The check comparing "blk_lpos->next" must decrement 1 as well.

Alternative:

The check can be removed. Instead we might add a check for invalid
*data_size, something like:

	if (WARN_ON_ONCE(!data_check_size(data_ring, *data_size))
		return NULL;

Signed-off-by: Petr Mladek <pmladek@...e.com>
---
 kernel/printk/printk_ringbuffer.c | 2 +-
 1 file changed, 1 insertion(+), 1 deletion(-)

diff --git a/kernel/printk/printk_ringbuffer.c b/kernel/printk/printk_ringbuffer.c
index 839f504db6d3..1272c220c8b4 100644
--- a/kernel/printk/printk_ringbuffer.c
+++ b/kernel/printk/printk_ringbuffer.c
@@ -1262,7 +1262,7 @@ static const char *get_data(struct prb_data_ring *data_ring,
 
 	/* Regular data block: @begin less than @next and in same wrap. */
 	if (!is_blk_wrapped(data_ring, blk_lpos->begin, blk_lpos->next) &&
-	    blk_lpos->begin < blk_lpos->next) {
+	    blk_lpos->begin < blk_lpos->next - 1) {
 		db = to_block(data_ring, blk_lpos->begin);
 		*data_size = blk_lpos->next - blk_lpos->begin;
 
-- 
2.51.1

Another question is whether this is the only problem caused the patch.
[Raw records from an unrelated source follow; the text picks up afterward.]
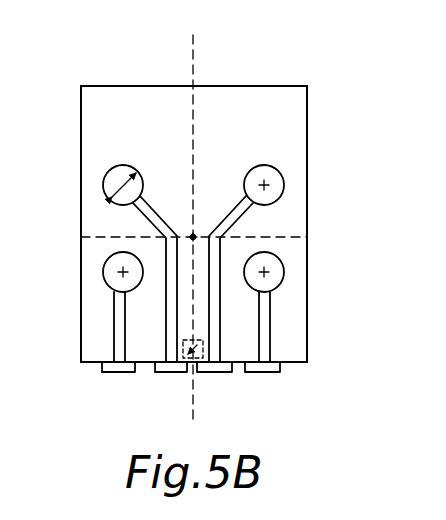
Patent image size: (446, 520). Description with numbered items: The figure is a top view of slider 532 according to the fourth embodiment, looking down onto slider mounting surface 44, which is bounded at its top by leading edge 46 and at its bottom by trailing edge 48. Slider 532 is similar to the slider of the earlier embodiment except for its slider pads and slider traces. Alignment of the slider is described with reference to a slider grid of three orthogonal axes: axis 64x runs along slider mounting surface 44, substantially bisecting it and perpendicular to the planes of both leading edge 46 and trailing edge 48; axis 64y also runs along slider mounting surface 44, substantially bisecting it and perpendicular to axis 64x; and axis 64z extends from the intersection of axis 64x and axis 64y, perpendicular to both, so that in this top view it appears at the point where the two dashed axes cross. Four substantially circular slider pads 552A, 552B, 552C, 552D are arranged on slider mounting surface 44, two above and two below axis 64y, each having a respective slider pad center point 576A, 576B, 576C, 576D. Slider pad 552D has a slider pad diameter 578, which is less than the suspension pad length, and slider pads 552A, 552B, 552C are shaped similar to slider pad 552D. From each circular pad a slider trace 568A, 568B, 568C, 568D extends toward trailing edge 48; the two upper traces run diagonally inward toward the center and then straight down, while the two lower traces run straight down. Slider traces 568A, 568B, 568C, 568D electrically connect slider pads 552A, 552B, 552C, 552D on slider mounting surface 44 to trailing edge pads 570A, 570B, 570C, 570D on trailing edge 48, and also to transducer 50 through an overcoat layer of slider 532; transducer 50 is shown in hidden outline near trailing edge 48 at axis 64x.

The slider 532 is at (125, 84).
The leading edge 46 is at (262, 86).
The slider mounting surface 44 is at (267, 112).
The trailing edge 48 is at (307, 362).
The axis 64x is at (193, 47).
The axis 64y is at (300, 236).
The axis 64z is at (193, 236).
The slider pad diameter 578 is at (81, 152).
The slider pad 552A is at (277, 172).
The slider pad 552B is at (278, 262).
The slider pad 552C is at (106, 258).
The slider pad 552D is at (122, 165).
The slider pad center point 576A is at (268, 183).
The slider pad center point 576B is at (268, 277).
The slider pad center point 576C is at (119, 275).
The slider pad center point 576D is at (121, 186).
The slider trace 568A is at (234, 220).
The slider trace 568B is at (262, 330).
The slider trace 568C is at (118, 333).
The slider trace 568D is at (158, 222).
The trailing edge pad 570A is at (205, 373).
The trailing edge pad 570B is at (270, 373).
The trailing edge pad 570C is at (105, 370).
The trailing edge pad 570D is at (168, 368).
The transducer 50 is at (171, 365).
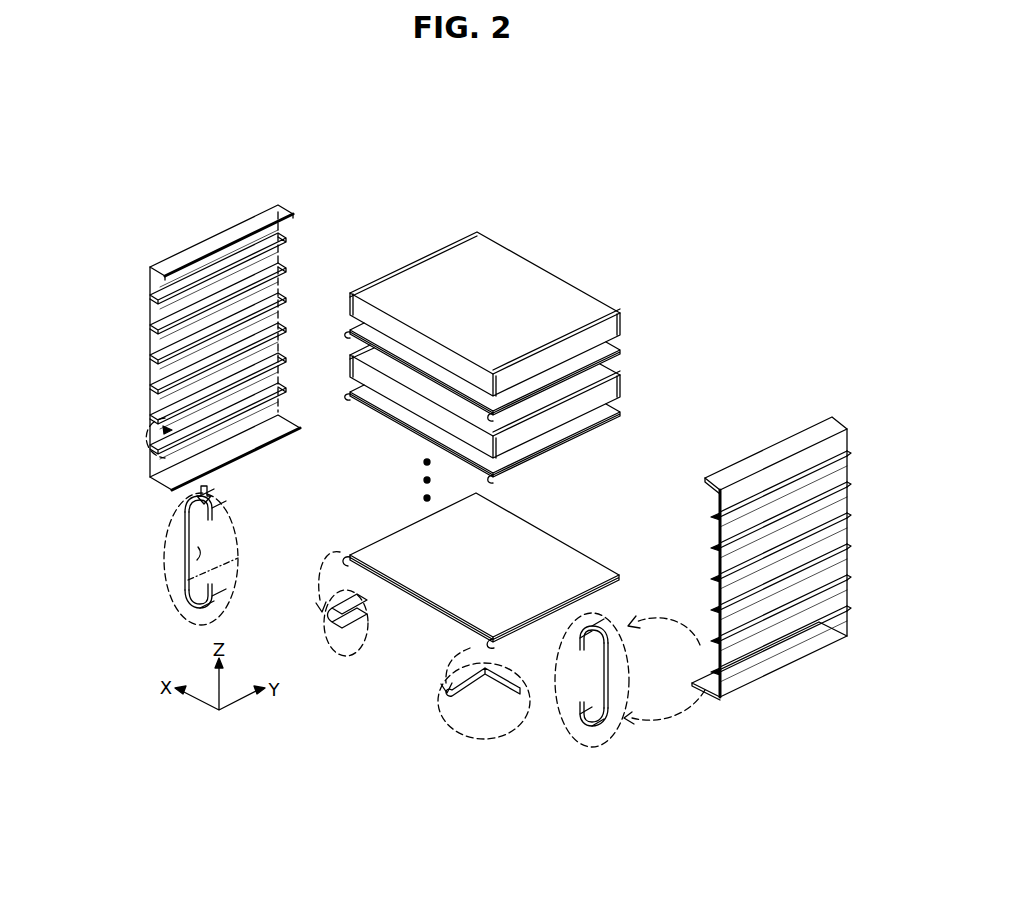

> We may want to revert the commit until we can take a closer look at
> this.
> 
> I will divert my energies from code-reading to trying to reproduce this.

It might help to fill messages with a fixed size which might trigger
blk_lpos->next == 0 in the 1st wrap.

I could try this tomorrow. It is getting late here. But I wanted
to send my thoughts ASAP.

Best Regards,
Petr